Here is a minimal pattern for an infrastructure operations skill that handles service health triage and safe restart decisions.

ops-service-health/
├── SKILL.md
├── config.json
├── references/
│   ├── service-thresholds.md
│   ├── incident-patterns.md
│   └── rollback-rules.md
└── scripts/
    ├── collect_evidence.sh
    ├── restart_service.sh
    └── verify_recovery.sh
---
name: checking-service-health
description: Checks Linux service health, gathers logs and resource signals, and performs guarded restart workflows when a service is degraded.
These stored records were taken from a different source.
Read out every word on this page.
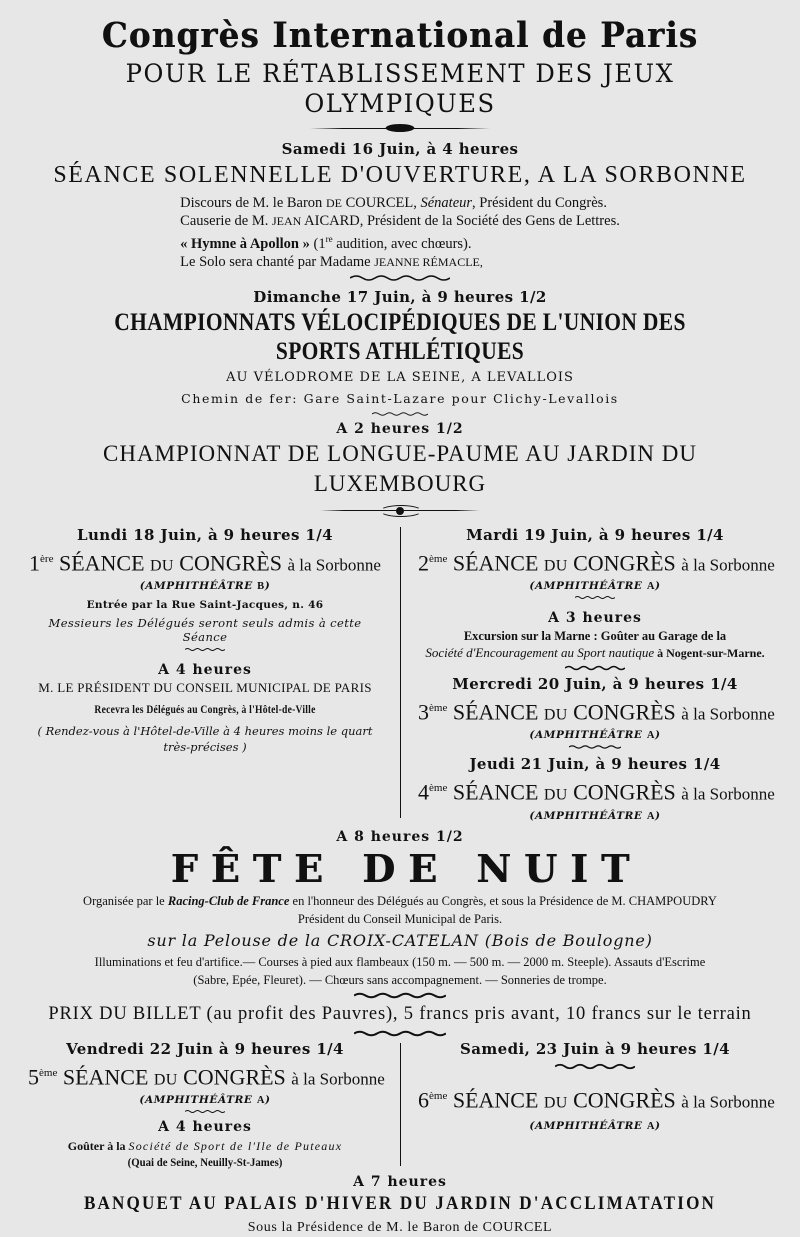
Congrès International de Paris
POUR LE RÉTABLISSEMENT DES JEUX OLYMPIQUES
Samedi 16 Juin, à 4 heures
SÉANCE SOLENNELLE D'OUVERTURE, A LA SORBONNE
Discours de M. le Baron DE COURCEL, Sénateur, Président du Congrès.
Causerie de M. JEAN AICARD, Président de la Société des Gens de Lettres.
« Hymne à Apollon » (1re audition, avec chœurs).
Le Solo sera chanté par Madame JEANNE RÉMACLE,
Dimanche 17 Juin, à 9 heures 1/2
CHAMPIONNATS VÉLOCIPÉDIQUES DE L'UNION DES SPORTS ATHLÉTIQUES
AU VÉLODROME DE LA SEINE, A LEVALLOIS
Chemin de fer: Gare Saint-Lazare pour Clichy-Levallois
A 2 heures 1/2
CHAMPIONNAT DE LONGUE-PAUME AU JARDIN DU LUXEMBOURG
Lundi 18 Juin, à 9 heures 1/4
1ère SÉANCE DU CONGRÈS à la Sorbonne
(AMPHITHÉÂTRE B)
Entrée par la Rue Saint-Jacques, n. 46
Messieurs les Délégués seront seuls admis à cette Séance
A 4 heures
M. LE PRÉSIDENT DU CONSEIL MUNICIPAL DE PARIS
Recevra les Délégués au Congrès, à l'Hôtel-de-Ville
( Rendez-vous à l'Hôtel-de-Ville à 4 heures moins le quart
très-précises )
Mardi 19 Juin, à 9 heures 1/4
2ème SÉANCE DU CONGRÈS à la Sorbonne
(AMPHITHÉÂTRE A)
A 3 heures
Excursion sur la Marne : Goûter au Garage de la
Société d'Encouragement au Sport nautique à Nogent-sur-Marne.
Mercredi 20 Juin, à 9 heures 1/4
3ème SÉANCE DU CONGRÈS à la Sorbonne
(AMPHITHÉÂTRE A)
Jeudi 21 Juin, à 9 heures 1/4
4ème SÉANCE DU CONGRÈS à la Sorbonne
(AMPHITHÉÂTRE A)
A 8 heures 1/2
FÊTE DE NUIT
Organisée par le Racing-Club de France en l'honneur des Délégués au Congrès, et sous la Présidence de M. CHAMPOUDRY
Président du Conseil Municipal de Paris.
sur la Pelouse de la CROIX-CATELAN (Bois de Boulogne)
Illuminations et feu d'artifice.— Courses à pied aux flambeaux (150 m. — 500 m. — 2000 m. Steeple). Assauts d'Escrime
(Sabre, Epée, Fleuret). — Chœurs sans accompagnement. — Sonneries de trompe.
PRIX DU BILLET (au profit des Pauvres), 5 francs pris avant, 10 francs sur le terrain
Vendredi 22 Juin à 9 heures 1/4
5ème SÉANCE DU CONGRÈS à la Sorbonne
(AMPHITHÉÂTRE A)
A 4 heures
Goûter à la Société de Sport de l'Ile de Puteaux
(Quai de Seine, Neuilly-St-James)
Samedi, 23 Juin à 9 heures 1/4
6ème SÉANCE DU CONGRÈS à la Sorbonne
(AMPHITHÉÂTRE A)
A 7 heures
BANQUET AU PALAIS D'HIVER DU JARDIN D'ACCLIMATATION
Sous la Présidence de M. le Baron de COURCEL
Use when users mention failing services, restart loops, high disk usage, memory pressure, unhealthy systemd units, or incident triage on a host.
---

# Service Health Operations

1. Run scripts/collect_evidence.sh first and summarize findings.
2. Read references/service-thresholds.md before recommending action.
3. Restart only when thresholds match a documented recovery case.
4. After any action, run scripts/verify_recovery.sh and return a structured report.
5. If evidence is mixed, stop and ask for approval instead of escalating changes.

Notice what is missing: long prose about what Linux is, vague reminders to “be careful,” and giant all-purpose sections that cover every possible subsystem. The skill stays narrow. The references hold the detail. The scripts hold the fragile steps.

If you want a simple checklist to adapt, copy this into your own repo:

- Define one operational surface only, such as backups, disk pressure, TLS renewals, or worker restarts
- List the exact user phrases and incident signals that should trigger the skill
- Write the three to seven gotchas learned from real incidents
- Move irreversible or fragile steps into scripts/
- Document what requires approval
- Define success checks after every action
- Return a structured incident summary with timestamps and next steps

If you want examples from the marketplace, start with these:

Then pair those with earlier ASE blog coverage on progressive disclosure and gotchas sections. Those patterns are not abstract writing advice. They are what make ops automation survivable.

For external references, Anthropic’s skill authoring best practices are the clearest guide to discovery and structure, while Google’s Eliminating Toil chapter is still the best short argument for why repetitive ops work should become software.

Frequently asked questions

What is the difference between a runbook skill and an infrastructure operations skill?

A runbook skill usually focuses on diagnosis and reporting. An infrastructure operations skill includes the guarded actions that may follow, such as restart, cleanup, verification, or rollback, with explicit approval boundaries.

Should infrastructure operations skills always be fully automated?

No. Most teams should automate observation first, semi-automate remediation second, and reserve full automation for the narrow cases with proven recovery patterns and strong verification checks.

What should an infrastructure operations skill never do on its own?

It should never make irreversible, high-blast-radius changes without human approval. Database destruction, firewall rewrites, credential rotation, and DNS changes are common examples.

Conclusion

Infrastructure operations skills are where agent skills stop being clever and start being operationally valuable. The best ones reduce toil, speed up diagnosis, and make routine changes safer because they narrow the problem instead of pretending to solve everything.

If you are building one next, start small. Pick a single maintenance workflow that already has clear evidence, clear thresholds, and a known recovery path. Encode the guardrails, the gotchas, and the verification step. That is how you get an ops skill people will actually trust.

And if you publish it on ASE, make the scope obvious in the description. In a marketplace with thousands of skills, the safest skill is usually the one that knows exactly where it should stop.